E ha poi aggiunto con linguaggio a suo modo chiaro: “non è stata solo favorita la ristrutturazione e razionalizzazione del sistema [quante migliaia di volte avete letto di ristrutturazione e razionalizzazione del sistema? Idee originalissime, una novità assoluta! Questi i “geni” che abbiamo a dirigere le banche! Ndr], ma le fondazioni hanno rappresentato al meglio il necessario diaframma tra la sfera pubblica e le aziende bancarie intese come imprese”. Capito il furbone? Vuole le mani libere dalle decisioni politiche esplicite, prese e discusse apertamente in quanto scelte strategiche, per continuare nella finzione del “libero mercato” affidato all’ingegno degli imprenditori (quelli che “razionalizzano e ristrutturano il sistema”, impadronendosi magari dell’industria pubblica e portandola in panne, come – diciamo – la Telecom).

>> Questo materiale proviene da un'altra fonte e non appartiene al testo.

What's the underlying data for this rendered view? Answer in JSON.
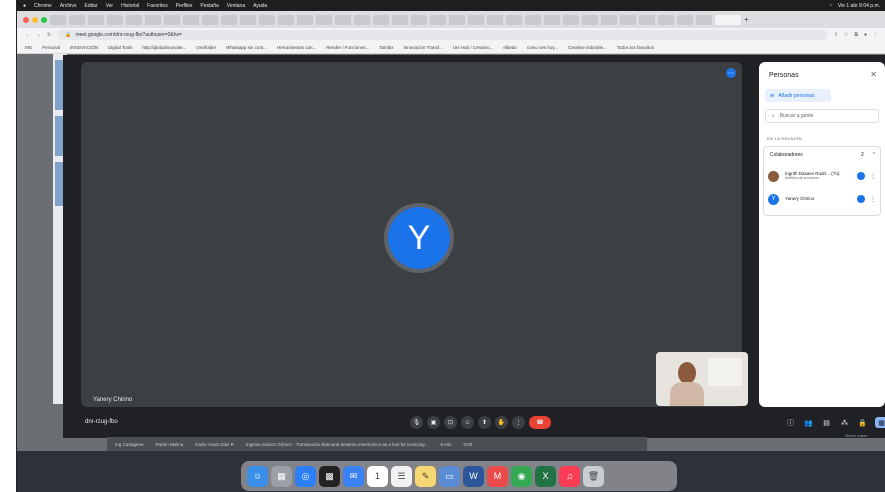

Questa è quella che chiamiamo finanza “weimariana”. Si deve per forza finire come nel 1933? Se si vuole evitare, è necessario un governo dotato di autorità e decisione in grado di prendere a calci i Bazoli, i Profumo, i Mussari (faccio nomi, ma è chiaro che mi riferisco a ben precisi ruoli e funzioni, perché gli uomini possono cambiare senza che cambi nulla). Bisogna mettere sotto stretto controllo le banche – ma guardate che stretto significa proprio impedire per sempre ogni funzione autonoma da “imprenditore” a certi ruoli che attribuiscono solo il potere di devastare “il sistema”, altro che “razionalizzarlo” – obbligandole a svolgere una funzione di mero servizio ad una politica che dia solo impulso ai settori strategici: quelli delle imprese ancora parzialmente pubbliche (ma non per questo loro carattere formale, solo perché operano in ambiti chiave tipo energia, elettronica, aerospaziale, ecc.) e delle piccole e medie imprese.
Legnate dure e calci nei denti o in culo a chi non si attiene, nel settore finanziario, a queste scelte politico-strategiche. Altro che riforma Amato, altro che indipendenza dalla sfera pubblica! L’unica indipendenza da tale sfera deve essere nello schiacciamento delle varie clientele che finora hanno messo questi o quegli uomini di pura facciata in posti economici di vertice (pubblici o privati). L’unica indipendenza deve essere quella per cui non si facciano più salvataggi dei banchieri che hanno riempito il mondo di carta straccia. L’unica indipendenza è quella per cui la spesa pubblica non va genericamente diminuita onde ridurre il Debito, il deficit, ecc.; ma deve invece esserlo al fine di smagrire l’enorme corpaccio sociale che vive, direttamente o indirettamente, sui fiumi di soldi pubblici erogati a vanvera, dirottando risorse per i settori strategici e per la riduzione dell’imposizione fiscale a favore di piccoli e medi imprenditori.
Ripeto: si deve arrivare al 1933 in Germania? O qualcuno di sensato è rimasto ancora in questa Italia, e anche in questa Europa al momento ridicola e velleitaria? Si smetta con le archeologiche diatribe su che cos’è il 25 aprile, sull’art. 18 e dintorni, sulle celebrazioni del 1° maggio, sulle “meraviglie” della Costituzione (dei tempi di Marco Cacco). Una bella ondata di legnate e “sano” decisionismo. Anche autoritarismo? Solo se c’è ancora gente con fisime anarcoidi in testa. Allora si: legnate a volontà, irreggimentazione coatta. Perché nell’anarchia, oggi come oggi, non si sentirà affatto la voce dei diseredati, degli oppressi, o cretini, imbecilli e soprattutto farabutti della sinistra “estrema”. Si sente solo la voce dei vari Bazoli, sempre diversi di giorno in giorno nella loro empirico-concreta personificazione, ma sempre eguali nella nefasta funzione che svolgono.